We care because these non-profit organizations, businesses and government agencies are the blood and bones of our entire community. Their successes as a whole are ours as a region. Sometimes the negative tones surrounding our persistent slow economic growth in the area can cast a shadow of over all the hard working people and the opportunities that do exist locally.
So many people seem uniformed of some truly amazing things. Just yesterday my coworkers and I, in a conversation about an unemployed friend, concocted a list of more than a half dozen local employers who told us they were recently hiring. Literally hundreds of potential jobs no more than 25 minutes away. Companies like Unison, Gladding, Raymond and AgroFarma, to name a few.

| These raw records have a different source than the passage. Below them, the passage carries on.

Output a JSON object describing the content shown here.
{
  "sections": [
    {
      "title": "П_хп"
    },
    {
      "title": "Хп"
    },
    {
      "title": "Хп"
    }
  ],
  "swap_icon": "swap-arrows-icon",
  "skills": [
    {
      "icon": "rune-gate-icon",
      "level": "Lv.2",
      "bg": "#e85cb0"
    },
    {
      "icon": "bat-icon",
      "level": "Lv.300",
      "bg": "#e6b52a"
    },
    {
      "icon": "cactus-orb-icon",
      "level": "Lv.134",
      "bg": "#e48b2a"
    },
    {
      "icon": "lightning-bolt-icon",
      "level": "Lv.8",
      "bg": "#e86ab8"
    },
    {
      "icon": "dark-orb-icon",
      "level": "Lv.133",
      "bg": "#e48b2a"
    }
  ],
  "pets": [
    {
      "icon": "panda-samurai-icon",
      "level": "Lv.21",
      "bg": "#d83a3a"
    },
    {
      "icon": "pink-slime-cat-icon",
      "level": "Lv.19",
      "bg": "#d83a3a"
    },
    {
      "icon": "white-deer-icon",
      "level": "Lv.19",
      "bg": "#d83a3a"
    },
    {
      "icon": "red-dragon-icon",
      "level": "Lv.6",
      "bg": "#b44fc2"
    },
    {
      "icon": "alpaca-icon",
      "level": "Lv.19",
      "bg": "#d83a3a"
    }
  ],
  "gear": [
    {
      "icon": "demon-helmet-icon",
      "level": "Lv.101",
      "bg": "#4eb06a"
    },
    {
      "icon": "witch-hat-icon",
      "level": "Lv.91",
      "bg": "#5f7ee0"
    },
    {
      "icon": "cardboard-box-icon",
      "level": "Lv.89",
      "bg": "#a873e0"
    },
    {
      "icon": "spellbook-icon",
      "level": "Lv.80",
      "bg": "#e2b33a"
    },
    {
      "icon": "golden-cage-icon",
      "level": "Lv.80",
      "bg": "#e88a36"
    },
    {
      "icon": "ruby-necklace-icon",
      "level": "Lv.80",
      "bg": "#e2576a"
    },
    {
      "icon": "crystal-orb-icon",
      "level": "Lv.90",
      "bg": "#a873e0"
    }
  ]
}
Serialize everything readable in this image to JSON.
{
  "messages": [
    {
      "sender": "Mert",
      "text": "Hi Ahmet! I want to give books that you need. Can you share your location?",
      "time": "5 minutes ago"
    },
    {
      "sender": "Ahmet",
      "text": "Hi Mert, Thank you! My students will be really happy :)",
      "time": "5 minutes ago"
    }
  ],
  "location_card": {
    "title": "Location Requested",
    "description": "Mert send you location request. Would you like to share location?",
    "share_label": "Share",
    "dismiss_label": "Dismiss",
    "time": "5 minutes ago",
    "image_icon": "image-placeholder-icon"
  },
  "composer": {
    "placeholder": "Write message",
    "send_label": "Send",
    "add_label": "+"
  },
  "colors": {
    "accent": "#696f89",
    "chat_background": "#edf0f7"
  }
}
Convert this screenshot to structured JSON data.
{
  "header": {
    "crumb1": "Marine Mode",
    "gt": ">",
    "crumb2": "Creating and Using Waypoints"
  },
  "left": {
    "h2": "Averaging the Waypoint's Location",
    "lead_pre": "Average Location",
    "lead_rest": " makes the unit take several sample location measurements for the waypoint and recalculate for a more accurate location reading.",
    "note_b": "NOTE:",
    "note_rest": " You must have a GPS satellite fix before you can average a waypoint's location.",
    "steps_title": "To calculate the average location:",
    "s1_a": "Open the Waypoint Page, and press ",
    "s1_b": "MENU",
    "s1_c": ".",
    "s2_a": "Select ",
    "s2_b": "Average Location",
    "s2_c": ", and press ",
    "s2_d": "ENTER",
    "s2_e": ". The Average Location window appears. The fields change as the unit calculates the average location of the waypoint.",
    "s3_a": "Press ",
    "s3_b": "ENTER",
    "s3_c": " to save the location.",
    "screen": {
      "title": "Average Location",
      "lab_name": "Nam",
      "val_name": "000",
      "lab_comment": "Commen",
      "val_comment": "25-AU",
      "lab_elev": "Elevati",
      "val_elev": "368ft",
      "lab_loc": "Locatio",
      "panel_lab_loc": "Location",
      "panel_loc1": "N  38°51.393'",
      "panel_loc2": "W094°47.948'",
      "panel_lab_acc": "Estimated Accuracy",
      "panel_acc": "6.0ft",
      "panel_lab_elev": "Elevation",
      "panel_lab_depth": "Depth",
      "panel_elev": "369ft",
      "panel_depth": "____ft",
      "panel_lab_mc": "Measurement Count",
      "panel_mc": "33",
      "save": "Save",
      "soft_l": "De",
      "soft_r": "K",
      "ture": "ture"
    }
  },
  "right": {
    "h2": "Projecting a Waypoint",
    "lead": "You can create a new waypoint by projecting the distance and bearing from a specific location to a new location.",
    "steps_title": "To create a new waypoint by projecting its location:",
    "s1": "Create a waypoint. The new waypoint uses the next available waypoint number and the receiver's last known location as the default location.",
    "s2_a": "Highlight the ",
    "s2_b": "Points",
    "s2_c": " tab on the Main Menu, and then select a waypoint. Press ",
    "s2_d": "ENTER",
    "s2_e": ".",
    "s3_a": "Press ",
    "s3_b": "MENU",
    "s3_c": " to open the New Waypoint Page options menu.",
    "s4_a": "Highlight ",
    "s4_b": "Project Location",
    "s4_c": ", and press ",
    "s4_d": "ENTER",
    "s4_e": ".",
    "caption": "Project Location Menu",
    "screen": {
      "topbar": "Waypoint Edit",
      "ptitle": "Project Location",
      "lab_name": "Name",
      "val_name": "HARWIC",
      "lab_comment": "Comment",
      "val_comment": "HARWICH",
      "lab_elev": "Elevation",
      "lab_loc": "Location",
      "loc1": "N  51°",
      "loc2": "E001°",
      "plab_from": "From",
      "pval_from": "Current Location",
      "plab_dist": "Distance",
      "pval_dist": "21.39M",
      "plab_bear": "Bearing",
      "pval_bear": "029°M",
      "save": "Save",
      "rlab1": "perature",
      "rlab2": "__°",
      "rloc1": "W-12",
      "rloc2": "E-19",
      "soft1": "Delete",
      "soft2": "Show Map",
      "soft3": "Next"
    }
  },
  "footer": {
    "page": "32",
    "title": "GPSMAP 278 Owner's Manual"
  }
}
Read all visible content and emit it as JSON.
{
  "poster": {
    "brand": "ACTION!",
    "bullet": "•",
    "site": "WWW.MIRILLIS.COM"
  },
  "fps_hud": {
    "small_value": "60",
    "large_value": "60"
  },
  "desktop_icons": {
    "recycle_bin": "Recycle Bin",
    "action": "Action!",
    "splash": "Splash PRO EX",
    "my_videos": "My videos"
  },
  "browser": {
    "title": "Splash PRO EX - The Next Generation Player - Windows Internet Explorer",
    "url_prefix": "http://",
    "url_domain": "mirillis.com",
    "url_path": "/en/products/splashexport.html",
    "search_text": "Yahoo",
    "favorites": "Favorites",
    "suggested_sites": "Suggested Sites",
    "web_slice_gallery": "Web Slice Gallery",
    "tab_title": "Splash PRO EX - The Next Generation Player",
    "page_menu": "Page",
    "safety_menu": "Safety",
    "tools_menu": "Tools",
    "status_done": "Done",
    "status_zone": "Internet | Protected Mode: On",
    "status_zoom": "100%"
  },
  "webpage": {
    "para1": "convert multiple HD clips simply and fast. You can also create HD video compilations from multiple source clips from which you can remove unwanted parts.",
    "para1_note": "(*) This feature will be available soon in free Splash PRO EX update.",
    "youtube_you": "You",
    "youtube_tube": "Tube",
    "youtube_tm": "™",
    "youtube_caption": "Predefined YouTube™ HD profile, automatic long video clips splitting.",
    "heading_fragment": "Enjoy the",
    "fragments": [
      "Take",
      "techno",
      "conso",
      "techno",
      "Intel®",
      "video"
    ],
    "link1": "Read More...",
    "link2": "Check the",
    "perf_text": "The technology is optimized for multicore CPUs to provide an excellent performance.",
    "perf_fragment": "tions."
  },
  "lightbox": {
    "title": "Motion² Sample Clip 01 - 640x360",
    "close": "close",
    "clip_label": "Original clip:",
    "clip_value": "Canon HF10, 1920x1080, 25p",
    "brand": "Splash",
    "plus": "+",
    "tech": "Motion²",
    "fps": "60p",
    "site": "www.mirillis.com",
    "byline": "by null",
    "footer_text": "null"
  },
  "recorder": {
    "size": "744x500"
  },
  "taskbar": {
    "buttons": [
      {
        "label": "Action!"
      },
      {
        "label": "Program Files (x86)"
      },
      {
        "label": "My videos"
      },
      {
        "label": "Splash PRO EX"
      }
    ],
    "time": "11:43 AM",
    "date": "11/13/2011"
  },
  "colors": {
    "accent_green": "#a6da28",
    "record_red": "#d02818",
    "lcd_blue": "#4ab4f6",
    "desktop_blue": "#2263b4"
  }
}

I found some incredible wonders during while visiting my ten assignments. A man bought a company in Otselic Valley, Gladding Braided Products, out from under bankruptcy in 2004, saving the 40-plus workers laid off at the plant. He did this at huge personal investment and for a company regarded as past its prime by former owners. But the new owner refocused the company and ignored the odds; last year Gladding added a new 10,000 foot expansion and announced its best sales year ever. It is still South Otselic’s largest private employer.
Sidney Federal Credit Union built an impressive state of the art headquarters in 2010. The building is a modern marvel of environmental friendliness and energy efficiency, drawing power from two giant solar panels and 28 geothermal wells. It collects rainwater for cleaning, flushing and watering. It has massive glass walls and windows to let in natural light. There’s even more to it than that, but you’ll have to read about it in Progress. Long story short, the building takes half the power to run as the old one and never burns a drop of fossil fuel directly.
Apart from those impressive stories, I find myself wrapped up in all my assignments. I mean you have to imagine it from a writer’s point of view. First, your name will be attached to your work for all to see. You’re the one responsible for getting it right; there’s a lot of trust and the final results are all on you.
I have to grasp enough about these organizations so I can later explain it in basic terms to readers who know virtually nothing about them. All while including as much specific information as possible. Our final works are, of course, scrutinized by those they represent (as they should be), so attention to detail and comprehension is a must.
This might be the most biggest workload we get all year, but in many ways it’s also our biggest opportunity to contribute something very special to our own community – and not something I can assure you is taken very lighten by any of us here at The Evening Sun. I hope in the end we’ve helped Chenango get to know itself a little better.